На третье и последнее утро их совместной жизни костюмерша выбросила дырявую куртку Егорова и достала из шкафа отрез.

Драп был слегка трачен молью, поскольку валялся с тех пор, как его привез дедушка костюмерши из побежденной им Германии.

Пальто получилось что надо: длинное, двубортное, с нагрудным карманом для платка, какие устраивают на пиджаках. В него Егоров облачался, когда ему требовалось выглядеть солидно, например, в филармонии.


Между прочим, первое пальто Егоров пропил в юности, когда начинал завоевывать джазовый мир. А помог ему в этом некто Том Джексович Уолтер, сын британских эмигрантов. Они всю жизнь мечтали попасть в СССР, а когда попали, их сразу же услали под Читу. Том Джексович, оставшись сиротой, служил пианистом в баре и, в отличие от Егорова, имел паспорт с местной пропиской, а значит, и право толкать в комиссионках то, что ему захочется. Еще Том Джексович научил Егорова петь основные вещи Джона Леннона на классическом английском, что потом ему весьма пригодилось, но это уже детали.


В планах же обмена личного имущества на казначейские билеты пальто теперь прочно удерживало второе место. На первом – была шляпа Егорова, без которой он мог обойтись, купив ушанку. Третье место отводилось невероятным по красоте полуботинкам «Баркер», ручной сборки, шоколадно-коричневым, с узорами на тупых носках, – как говорят джазмены, «с разговорчиком». Это ведь очень важно, каким ботинком ты отбиваешь такт на сцене.


Сей печальный список Егоров заводил в блокноте, когда в очередной раз упадал на дно жизни. Под цифрой «4» он писал: «Труба „Shilka“», американская, широкая мензура, помповая, томпак с добавлением бериллия, отделка золотом.

Четвертый пункт пугал его настолько, что Егоров спрашивал себя: что же он делает? Стоит, как машина. Поэтому сбоку начертал: не продавать никогда, и для окончательной верности решения расписался: Егоров.


Впрочем, и пальто, и в особенности шляпу Егорову было тоже жаль.

Продать такие вещи означало полный край, порог, за которым Никите Николаевичу уже никто не откроет двери, и ничего не будет, кроме жалкой старости в пивной.


Так что, выходит, вовсе не брел Никита Николаевич, спотыкаясь о шпалы, вдоль темных и загадочных строений, похожих на гробы, а парил.

Мимо мерцающих огней райцентра, мимо стрелок и призрака старой водокачки.

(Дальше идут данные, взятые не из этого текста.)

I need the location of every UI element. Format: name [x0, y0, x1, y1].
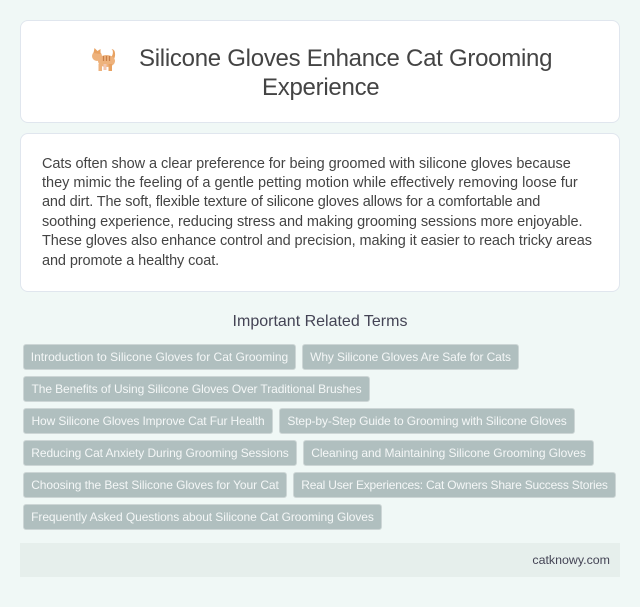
title: Experience — [262, 74, 379, 101]
footer text: catknowy.com — [532, 553, 610, 567]
tag: Reducing Cat Anxiety During Grooming Sessions — [31, 446, 289, 460]
tag — [293, 472, 616, 498]
tag: How Silicone Gloves Improve Cat Fur Health — [31, 414, 265, 428]
icon: cat — [92, 48, 116, 71]
tag — [23, 376, 370, 402]
tag — [279, 408, 575, 434]
tag: Why Silicone Gloves Are Safe for Cats — [310, 350, 511, 364]
title: Silicone Gloves Enhance Cat Grooming — [139, 45, 552, 72]
tag: Choosing the Best Silicone Gloves for Your Cat — [31, 478, 279, 492]
summary text: soothing experience, reducing stress and making grooming sessions more enjoyable. — [42, 214, 582, 230]
footer bar — [20, 543, 620, 577]
tag — [23, 472, 287, 498]
related terms tags — [23, 344, 616, 530]
tag — [23, 344, 296, 370]
summary text: they mimic the feeling of a gentle petting motion while effectively removing loose fur — [42, 175, 578, 191]
summary text: Cats often show a clear preference for being groomed with silicone gloves because — [42, 156, 571, 172]
related terms heading: Important Related Terms — [233, 313, 407, 330]
tag — [23, 504, 382, 530]
tag: Cleaning and Maintaining Silicone Grooming Gloves — [311, 446, 586, 460]
tag — [23, 440, 297, 466]
tag — [302, 344, 519, 370]
tag — [23, 408, 273, 434]
tag: The Benefits of Using Silicone Gloves Over Traditional Brushes — [32, 382, 361, 396]
tag: Introduction to Silicone Gloves for Cat Grooming — [31, 350, 288, 364]
tag — [303, 440, 594, 466]
summary text: and dirt. The soft, flexible texture of silicone gloves allows for a comfortable and — [42, 194, 540, 210]
title — [139, 45, 552, 101]
tag: Real User Experiences: Cat Owners Share Success Stories — [301, 478, 608, 492]
summary panel — [20, 133, 620, 292]
summary text: These gloves also enhance control and precision, making it easier to reach tricky areas — [42, 233, 592, 249]
tag: Frequently Asked Questions about Silicone Cat Grooming Gloves — [31, 510, 374, 524]
header panel — [20, 20, 620, 123]
summary text: and promote a healthy coat. — [42, 253, 219, 269]
tag: Step-by-Step Guide to Grooming with Silicone Gloves — [287, 414, 567, 428]
summary text — [42, 156, 592, 269]
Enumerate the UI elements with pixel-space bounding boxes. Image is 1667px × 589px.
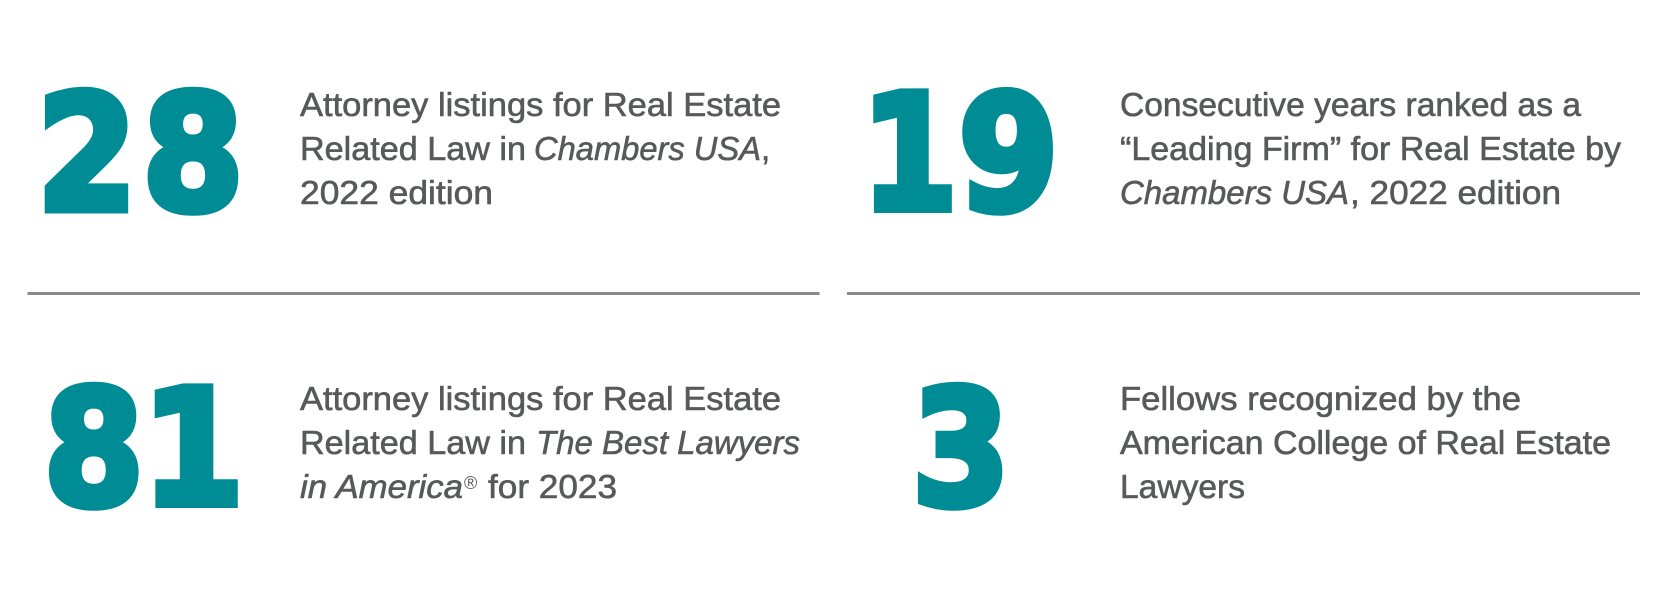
description: 28: , [761,130,770,167]
number: 81: 8 [44,356,144,542]
description: 3: American College of Real Estate [1120,424,1611,461]
description: 81: for 2023 [488,468,617,505]
description: 19: “Leading Firm” for Real Estate by [1120,130,1622,167]
number: 81: 1 [142,356,244,543]
description: 3: Lawyers [1120,468,1245,505]
number: 19: 9 [958,61,1059,247]
panel: 28 attorney listings Chambers [37,61,781,248]
panel: 81 attorney listings Best Lawyers [44,356,800,543]
description: 28: Chambers USA [534,130,761,167]
divider: left [28,292,820,295]
description: 28: 2022 edition [300,174,493,211]
description: 19: , 2022 edition [1350,174,1561,211]
panel: 3 fellows [912,356,1611,543]
description: 81: ® [464,473,477,493]
description: 3: Fellows recognized by the [1120,380,1521,417]
number: 19: 1 [861,62,958,247]
description: 81: Related Law in [300,424,526,461]
description: 81 [300,380,800,505]
description: 19 [1120,86,1622,211]
description: 81: The Best Lawyers [536,424,800,461]
divider: right [847,292,1640,295]
description: 19: Chambers USA [1120,174,1349,211]
description: 81: Attorney listings for Real Estate [300,380,781,417]
number: 81 [44,356,244,543]
panel: 19 consecutive years [861,61,1622,247]
number: 28 [37,61,244,248]
description: 81: in America [300,468,463,505]
number: 28: 2 [37,61,137,247]
description: 28: Attorney listings for Real Estate [300,86,781,123]
description: 28: Related Law in [300,130,526,167]
description: 3 [1120,380,1611,505]
number: 19 [861,61,1059,247]
description: 28 [300,86,781,211]
number: 3: 3 [912,356,1010,543]
number: 28: 8 [142,62,244,248]
description: 19: Consecutive years ranked as a [1120,86,1582,123]
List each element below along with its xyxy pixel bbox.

Раньше он наблюдал такой пейзаж из вагона, прилипнув лбом к стеклу, а теперь – в качестве спецдрезины. Попутная метель подгоняла его в спину. Трепетало его знаменитое пальто, подобно пиратскому парусу. Это было так чудесно и легко, что Егоров даже рассмеялся. Он лишь отталкивался и плавно взмывал в воздух, а через десяток метров снова касался земли ногами. Как Армстронг на Луне. Бывает же такое?


Кажется, на восьмом километре он услышал нестройное пение и различил фигуры, которые двигались навстречу.

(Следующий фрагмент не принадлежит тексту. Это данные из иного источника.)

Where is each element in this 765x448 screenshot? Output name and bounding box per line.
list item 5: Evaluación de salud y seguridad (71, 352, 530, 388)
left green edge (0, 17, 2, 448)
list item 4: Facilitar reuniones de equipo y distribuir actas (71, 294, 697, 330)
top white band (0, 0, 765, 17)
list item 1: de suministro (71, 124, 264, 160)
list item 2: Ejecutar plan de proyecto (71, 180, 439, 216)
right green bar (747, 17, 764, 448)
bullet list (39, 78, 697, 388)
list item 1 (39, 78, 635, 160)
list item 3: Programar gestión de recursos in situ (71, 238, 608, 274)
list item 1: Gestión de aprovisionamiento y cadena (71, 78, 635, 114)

Егоров подумал, что это калики перехожие, но оказалось, перегонщики иномарок. Один из них нес на плече срубленную где-то елку. Чтобы приободрить себя, перегонщики пели песенку фронтового шофера: мы вели машины, огибая мины, и так далее.

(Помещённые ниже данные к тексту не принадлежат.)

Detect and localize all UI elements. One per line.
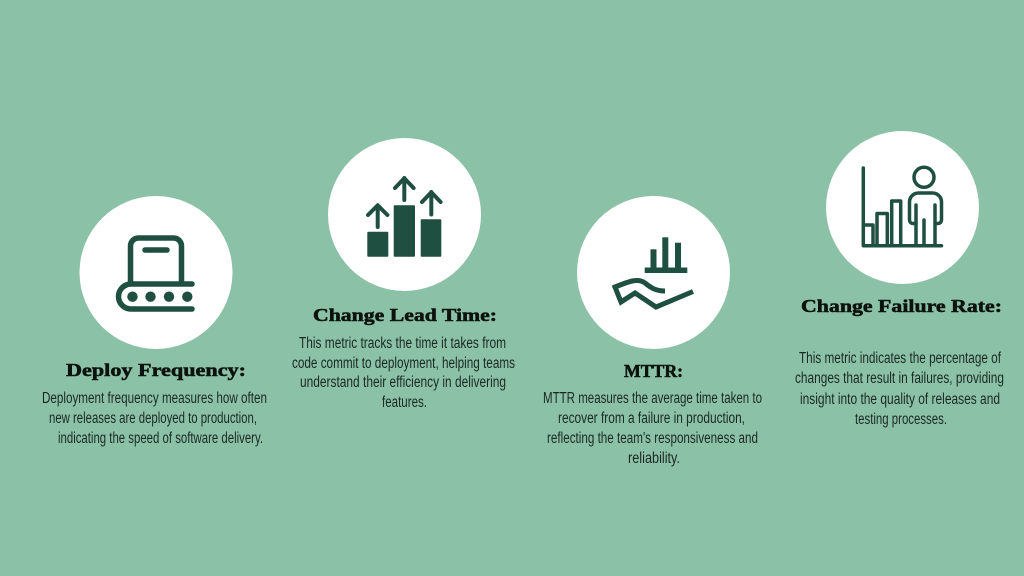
panel: Change Failure Rate	[795, 131, 1004, 428]
text: Change Lead Time description: features.	[382, 394, 427, 411]
icon: conveyor belt with box	[118, 238, 192, 309]
text: Change Lead Time description: This metric tracks the time it takes from	[299, 335, 506, 352]
text: MTTR description: reliability.	[628, 450, 680, 467]
text: MTTR description: MTTR measures the average time taken to	[543, 390, 762, 407]
text: Deploy Frequency description	[42, 390, 267, 447]
text: Deploy Frequency description: new releases are deployed to production,	[49, 410, 257, 427]
icon circle: MTTR	[577, 196, 730, 349]
text: Deploy Frequency description: indicating the speed of software delivery.	[58, 430, 263, 447]
text: Change Failure Rate description	[795, 350, 1004, 428]
icon: hand holding bar chart	[615, 237, 693, 307]
text: Change Lead Time description	[292, 335, 515, 411]
icon: bars with up arrows	[367, 178, 441, 257]
heading: Change Lead Time: Change Lead Time:	[313, 305, 497, 325]
heading: MTTR: MTTR:	[624, 361, 683, 381]
text: MTTR description: recover from a failure in production,	[558, 410, 745, 427]
icon circle: failure rate	[826, 131, 979, 284]
panel: Change Lead Time	[292, 138, 515, 411]
icon circle: deploy	[80, 196, 232, 349]
text: Change Lead Time description: code commit to deployment, helping teams	[292, 355, 515, 372]
icon: person beside bar chart	[863, 167, 942, 246]
text: Change Lead Time description: understand their efficiency in delivering	[300, 374, 506, 391]
icon circle: lead time	[328, 138, 481, 291]
heading: Change Failure Rate: Change Failure Rate:	[801, 296, 1002, 316]
text: MTTR description: reflecting the team's responsiveness and	[547, 430, 758, 447]
panel: Deploy Frequency	[42, 196, 267, 447]
text: Change Failure Rate description: testing processes.	[855, 411, 947, 428]
text: Deploy Frequency description: Deployment frequency measures how often	[42, 390, 267, 407]
heading: Deploy Frequency: Deploy Frequency:	[66, 360, 246, 380]
text: MTTR description	[543, 390, 762, 467]
panel: MTTR	[543, 196, 762, 467]
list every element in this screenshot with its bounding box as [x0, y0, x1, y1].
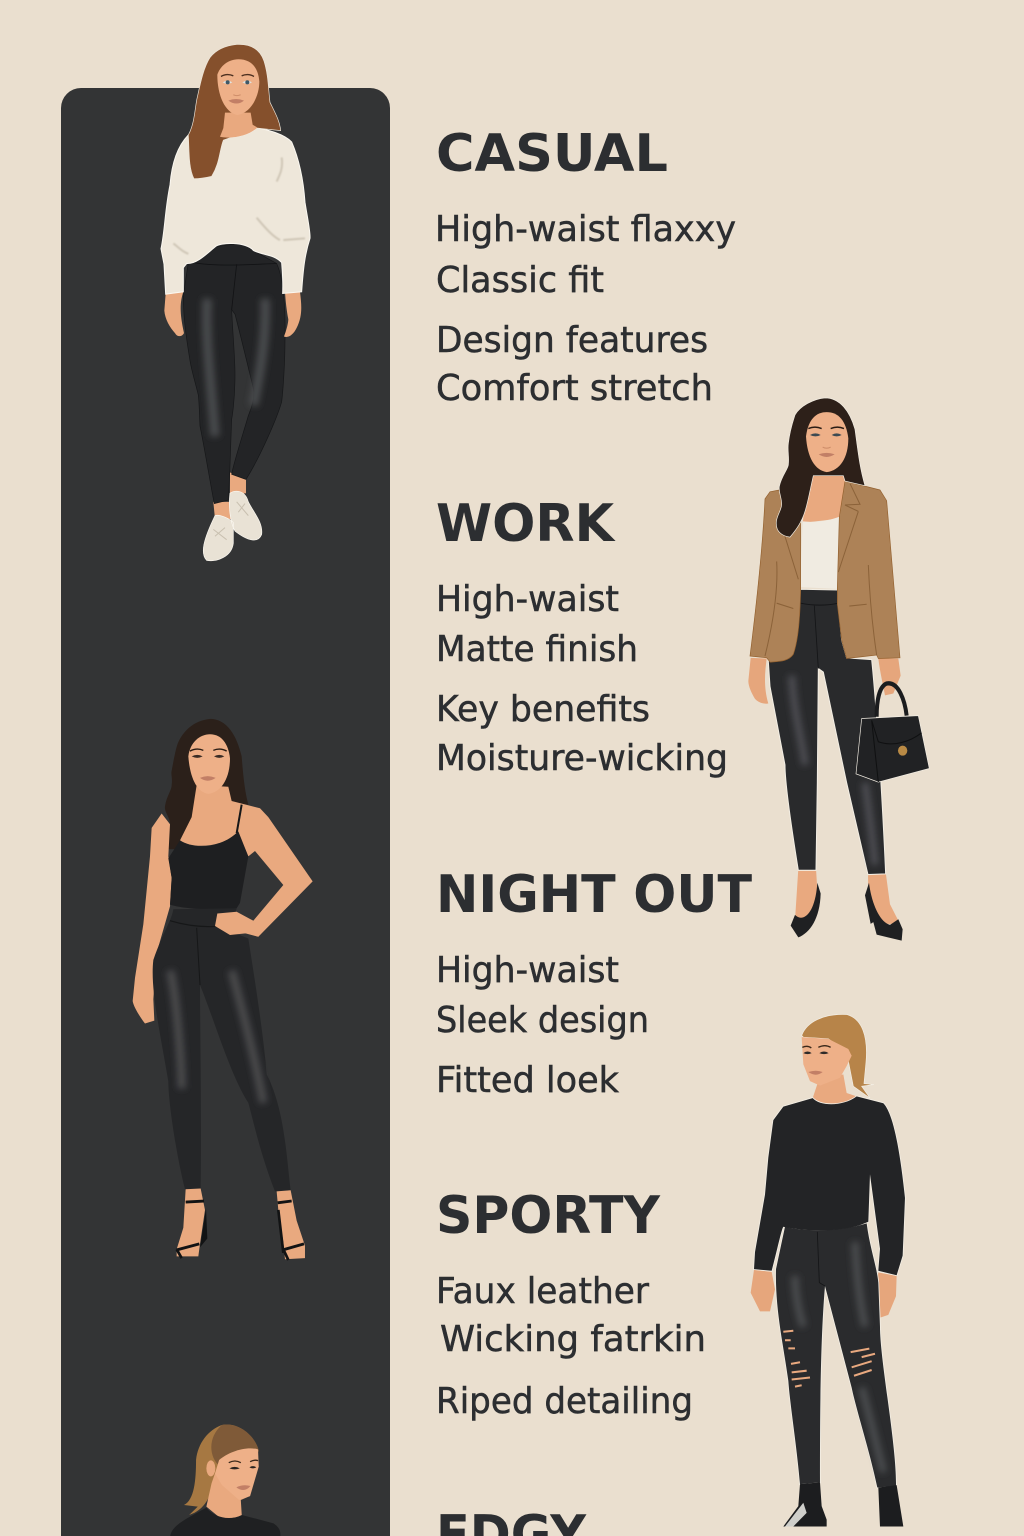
brows	[221, 75, 254, 76]
leggings highlights	[792, 676, 875, 865]
figure: edgy	[170, 1425, 280, 1536]
brows	[808, 427, 844, 429]
lapels and pockets	[765, 484, 877, 656]
face	[806, 412, 848, 472]
blazer	[750, 481, 900, 662]
text: sporty line 1: Faux leather	[436, 1271, 649, 1312]
right sandal foot	[277, 1190, 305, 1259]
neck	[220, 113, 257, 138]
tank top	[800, 517, 839, 589]
text: sporty line 2: Wicking fatrkin	[440, 1319, 706, 1360]
hair	[163, 719, 248, 849]
brows	[190, 749, 227, 751]
lips	[808, 1071, 823, 1075]
sweater	[754, 1096, 905, 1275]
eyes	[810, 433, 842, 436]
sandal heel	[200, 1208, 207, 1247]
heading: night out: NIGHT OUT	[436, 865, 753, 925]
leggings waistband and seam	[801, 603, 838, 669]
text: work line 4: Moisture-wicking	[436, 738, 728, 779]
hair top shade	[211, 1425, 259, 1467]
face	[215, 1448, 259, 1500]
hair	[184, 1425, 258, 1515]
sneakers	[203, 491, 262, 561]
section: sporty	[436, 1186, 706, 1422]
left sandal foot	[177, 1189, 205, 1256]
right arm and chest	[180, 785, 313, 937]
hair	[776, 398, 865, 537]
face	[217, 59, 259, 115]
text: sporty line 3: Riped detailing	[436, 1381, 693, 1422]
eyes	[229, 1466, 256, 1469]
hands	[164, 292, 301, 337]
heading: work: WORK	[436, 494, 616, 554]
eyes	[192, 755, 224, 758]
figure: night out	[133, 719, 313, 1260]
section: work	[436, 494, 728, 779]
hair	[188, 44, 281, 179]
boots	[783, 1482, 903, 1526]
lips	[236, 1485, 250, 1490]
bag flap	[872, 720, 922, 782]
text: night out line 2: Sleek design	[436, 1000, 649, 1041]
bag handle	[877, 683, 907, 717]
section: casual	[435, 124, 736, 409]
silver toe	[785, 1503, 807, 1526]
lips	[819, 453, 835, 457]
ear	[206, 1460, 215, 1476]
text: work line 2: Matte finish	[436, 629, 638, 670]
sandal straps	[177, 1201, 304, 1260]
strap	[237, 805, 242, 833]
nose	[233, 93, 241, 97]
sweater folds	[173, 157, 305, 254]
text: night out line 1: High-waist	[436, 950, 619, 991]
bag clasp	[898, 746, 907, 756]
text: work line 1: High-waist	[436, 579, 619, 620]
leggings	[768, 589, 886, 875]
leggings	[183, 242, 285, 504]
eyes	[223, 81, 252, 84]
bag body	[856, 716, 929, 782]
leggings rips	[783, 1331, 875, 1387]
figure: casual	[161, 44, 310, 561]
section: night out	[436, 865, 753, 1101]
text: casual line 1: High-waist flaxxy	[435, 209, 736, 250]
nose	[823, 447, 831, 448]
lips	[200, 776, 216, 781]
leggings	[776, 1223, 896, 1488]
hands	[751, 1270, 897, 1318]
leggings highlights	[207, 299, 265, 436]
brows	[229, 1460, 258, 1463]
leggings highlights	[795, 1242, 883, 1472]
tank top	[168, 831, 248, 909]
text: night out line 3: Fitted loek	[436, 1060, 619, 1101]
text: casual line 4: Comfort stretch	[436, 368, 713, 409]
ankles	[213, 473, 246, 519]
neck	[813, 1074, 857, 1106]
figure: work	[748, 398, 929, 941]
face	[802, 1037, 852, 1086]
text: casual line 2: Classic fit	[436, 260, 604, 301]
hair	[802, 1014, 874, 1098]
leggings and sweater cream outline	[754, 1096, 905, 1488]
handbag	[856, 683, 929, 782]
sweater	[161, 127, 310, 294]
lips	[228, 99, 244, 104]
text: work line 3: Key benefits	[436, 689, 650, 730]
sweater	[170, 1508, 280, 1536]
left arm	[133, 814, 172, 1024]
sneaker laces	[213, 502, 248, 540]
heading: casual: CASUAL	[436, 124, 668, 184]
face	[188, 734, 230, 794]
heading: sporty: SPORTY	[436, 1186, 661, 1246]
irises	[226, 80, 249, 84]
panel: dark column	[61, 88, 390, 1536]
hands	[748, 658, 901, 704]
neck	[206, 1473, 250, 1519]
leggings	[153, 908, 291, 1191]
leggings highlights	[170, 971, 263, 1103]
pumps	[791, 883, 903, 941]
text: casual line 3: Design features	[436, 320, 708, 361]
leggings seam	[817, 1232, 825, 1286]
waistband and seam	[170, 921, 237, 985]
calves	[795, 869, 900, 924]
hand on hip	[215, 912, 258, 937]
figure: sporty	[751, 1014, 905, 1526]
neck and chest	[803, 469, 845, 523]
brows	[802, 1046, 831, 1048]
eyes	[803, 1052, 829, 1054]
leggings waistband	[188, 261, 277, 310]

На вопрос, как они оказались на шпалах, перегонщики от волнения перешли на сленг, из которого трубач не усвоил ни единого слова. А когда принялись материться, Егоров сразу понял, что на них наехали бандиты, иномарки отобрали, а самих чуть не убили.

Узнав, что трубач держит путь в Москву, они дико расхохотались и побрели дальше, в сторону Колодезя Бездонного.

У Егорова было нечего отнимать, кроме трубы. А кому она нужна? Поэтому он продолжил путь сквозь снежную пелену. Его лишь одно беспокоило. Вот если он окончательно минует предместья и окажется в полной темноте, даже без луны?